My most vivid recollection of summer school camp comprises this game. Talk about the adventure of trying to avoid crashing into big tree trunks and slipping into streams. This game can be tamed by having children play it indoors, using chairs and tables to make up the maze. To play this game, have children form pairs and blindfold one child. The other child will then guide the blindfolded child through the maze with directions such as five steps to the left, turn right and step over a stack of books.
Communication and Interactive Games
Miming and Pictionary
These games are great to help kids practice their vocabulary and pronunciation. One player either draws out the word or performs the action and the rest of the team shouts out their guesses. Of course, the first team to get the right answer wins the point.
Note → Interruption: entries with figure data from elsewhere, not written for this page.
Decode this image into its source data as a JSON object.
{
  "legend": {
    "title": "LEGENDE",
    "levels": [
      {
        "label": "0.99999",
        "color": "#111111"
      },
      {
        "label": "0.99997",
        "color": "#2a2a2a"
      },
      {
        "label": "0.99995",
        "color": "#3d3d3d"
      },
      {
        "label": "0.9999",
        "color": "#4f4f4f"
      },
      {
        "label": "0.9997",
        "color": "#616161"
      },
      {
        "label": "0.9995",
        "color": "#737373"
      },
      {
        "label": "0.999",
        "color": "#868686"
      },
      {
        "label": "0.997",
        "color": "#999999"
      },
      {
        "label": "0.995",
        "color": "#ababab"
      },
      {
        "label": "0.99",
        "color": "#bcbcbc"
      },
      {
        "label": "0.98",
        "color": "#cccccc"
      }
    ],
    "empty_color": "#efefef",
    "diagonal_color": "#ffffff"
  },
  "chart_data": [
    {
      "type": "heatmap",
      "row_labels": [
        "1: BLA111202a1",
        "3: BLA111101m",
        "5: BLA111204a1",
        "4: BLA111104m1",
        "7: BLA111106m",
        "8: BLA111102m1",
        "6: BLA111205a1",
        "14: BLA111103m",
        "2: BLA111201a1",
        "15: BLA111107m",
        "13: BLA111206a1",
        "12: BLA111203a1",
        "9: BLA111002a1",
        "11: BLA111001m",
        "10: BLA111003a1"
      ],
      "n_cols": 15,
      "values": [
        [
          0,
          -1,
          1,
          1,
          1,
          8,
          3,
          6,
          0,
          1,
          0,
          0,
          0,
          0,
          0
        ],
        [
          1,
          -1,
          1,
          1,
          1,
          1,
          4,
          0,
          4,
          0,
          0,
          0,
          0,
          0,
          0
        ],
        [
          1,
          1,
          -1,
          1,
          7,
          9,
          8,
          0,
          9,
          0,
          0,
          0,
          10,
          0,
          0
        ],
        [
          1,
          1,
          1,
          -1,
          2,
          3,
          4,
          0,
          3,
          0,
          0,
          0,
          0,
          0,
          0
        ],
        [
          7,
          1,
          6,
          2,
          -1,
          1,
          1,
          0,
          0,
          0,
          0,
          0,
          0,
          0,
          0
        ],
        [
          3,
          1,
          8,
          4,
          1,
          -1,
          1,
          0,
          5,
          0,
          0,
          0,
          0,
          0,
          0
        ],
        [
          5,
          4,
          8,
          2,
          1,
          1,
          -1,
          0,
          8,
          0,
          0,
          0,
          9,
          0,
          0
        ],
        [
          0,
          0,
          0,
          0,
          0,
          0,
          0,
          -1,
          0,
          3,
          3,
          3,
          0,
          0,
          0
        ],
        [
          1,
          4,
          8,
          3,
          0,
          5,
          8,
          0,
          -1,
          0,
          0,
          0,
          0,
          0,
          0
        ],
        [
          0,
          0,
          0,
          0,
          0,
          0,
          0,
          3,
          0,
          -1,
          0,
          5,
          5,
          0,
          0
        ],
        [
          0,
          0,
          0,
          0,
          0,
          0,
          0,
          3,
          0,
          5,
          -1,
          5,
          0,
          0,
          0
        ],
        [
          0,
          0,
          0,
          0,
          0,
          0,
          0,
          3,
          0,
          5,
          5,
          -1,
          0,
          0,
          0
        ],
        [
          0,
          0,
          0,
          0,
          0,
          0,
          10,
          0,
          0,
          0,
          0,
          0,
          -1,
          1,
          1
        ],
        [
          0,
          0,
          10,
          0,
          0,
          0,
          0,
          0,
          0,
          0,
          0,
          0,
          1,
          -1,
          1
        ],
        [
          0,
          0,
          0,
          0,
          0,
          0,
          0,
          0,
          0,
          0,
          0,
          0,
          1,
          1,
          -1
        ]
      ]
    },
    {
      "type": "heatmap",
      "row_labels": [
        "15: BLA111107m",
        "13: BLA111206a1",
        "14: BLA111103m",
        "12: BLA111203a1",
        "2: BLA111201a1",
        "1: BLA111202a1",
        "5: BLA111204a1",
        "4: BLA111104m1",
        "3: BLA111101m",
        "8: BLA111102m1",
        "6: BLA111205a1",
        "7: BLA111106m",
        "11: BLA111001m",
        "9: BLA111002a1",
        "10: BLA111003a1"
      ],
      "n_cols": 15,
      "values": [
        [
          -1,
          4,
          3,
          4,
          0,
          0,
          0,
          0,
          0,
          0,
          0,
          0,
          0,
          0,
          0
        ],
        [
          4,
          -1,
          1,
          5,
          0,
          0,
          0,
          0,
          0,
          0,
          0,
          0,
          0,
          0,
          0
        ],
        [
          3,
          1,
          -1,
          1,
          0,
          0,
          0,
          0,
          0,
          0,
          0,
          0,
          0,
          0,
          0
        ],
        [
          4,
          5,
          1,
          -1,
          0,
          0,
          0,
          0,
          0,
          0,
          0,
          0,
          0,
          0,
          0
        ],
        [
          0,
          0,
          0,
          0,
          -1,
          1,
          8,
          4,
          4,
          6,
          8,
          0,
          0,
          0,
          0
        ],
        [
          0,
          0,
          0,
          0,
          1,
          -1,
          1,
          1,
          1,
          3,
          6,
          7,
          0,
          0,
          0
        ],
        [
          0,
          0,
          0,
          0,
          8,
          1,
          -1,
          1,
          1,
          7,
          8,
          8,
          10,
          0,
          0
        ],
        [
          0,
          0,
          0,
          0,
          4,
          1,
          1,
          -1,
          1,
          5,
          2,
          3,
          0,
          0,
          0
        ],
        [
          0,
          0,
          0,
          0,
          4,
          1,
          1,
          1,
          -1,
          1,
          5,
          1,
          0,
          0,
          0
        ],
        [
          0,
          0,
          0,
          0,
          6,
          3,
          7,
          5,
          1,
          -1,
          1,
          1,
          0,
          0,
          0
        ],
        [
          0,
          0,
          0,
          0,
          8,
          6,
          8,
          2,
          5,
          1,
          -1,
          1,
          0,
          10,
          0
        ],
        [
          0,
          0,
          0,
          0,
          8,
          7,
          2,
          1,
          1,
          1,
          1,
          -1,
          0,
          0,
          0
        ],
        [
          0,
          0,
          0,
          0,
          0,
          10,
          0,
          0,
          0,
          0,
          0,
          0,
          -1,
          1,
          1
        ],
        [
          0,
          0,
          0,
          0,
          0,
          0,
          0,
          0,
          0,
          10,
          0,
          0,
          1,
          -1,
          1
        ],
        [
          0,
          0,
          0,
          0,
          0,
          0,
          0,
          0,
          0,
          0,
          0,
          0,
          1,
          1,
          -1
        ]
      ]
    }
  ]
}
Engaging kids in games that involve role-playing is intellectually stimulating. Kids will strike a conversation around a theme and this can help kids brush up their speaking skills. Players may take on the role of different career professionals, animals or even fantasy characters; it is as far as their imagination can take them.
Do not forget the power to build vocabulary and learn grammar through reading, even if it is just reading short, simple instructions off the clues in a treasure hunt game.
This is only just the tip of the iceberg when it comes to integrating language learning with fun. Words can be conjoined to form songs and nursery rhymes, jokes and riddles, and stories. The sky is the limit here as these games can be adapted to incorporate different languages including Bahasa Malaysia or even French and Spanish if those tickle your fancy; these games can also be adapted to all age groups and skill levels. Have fun encouraging your students or children to be more eloquent within a fun learning environment!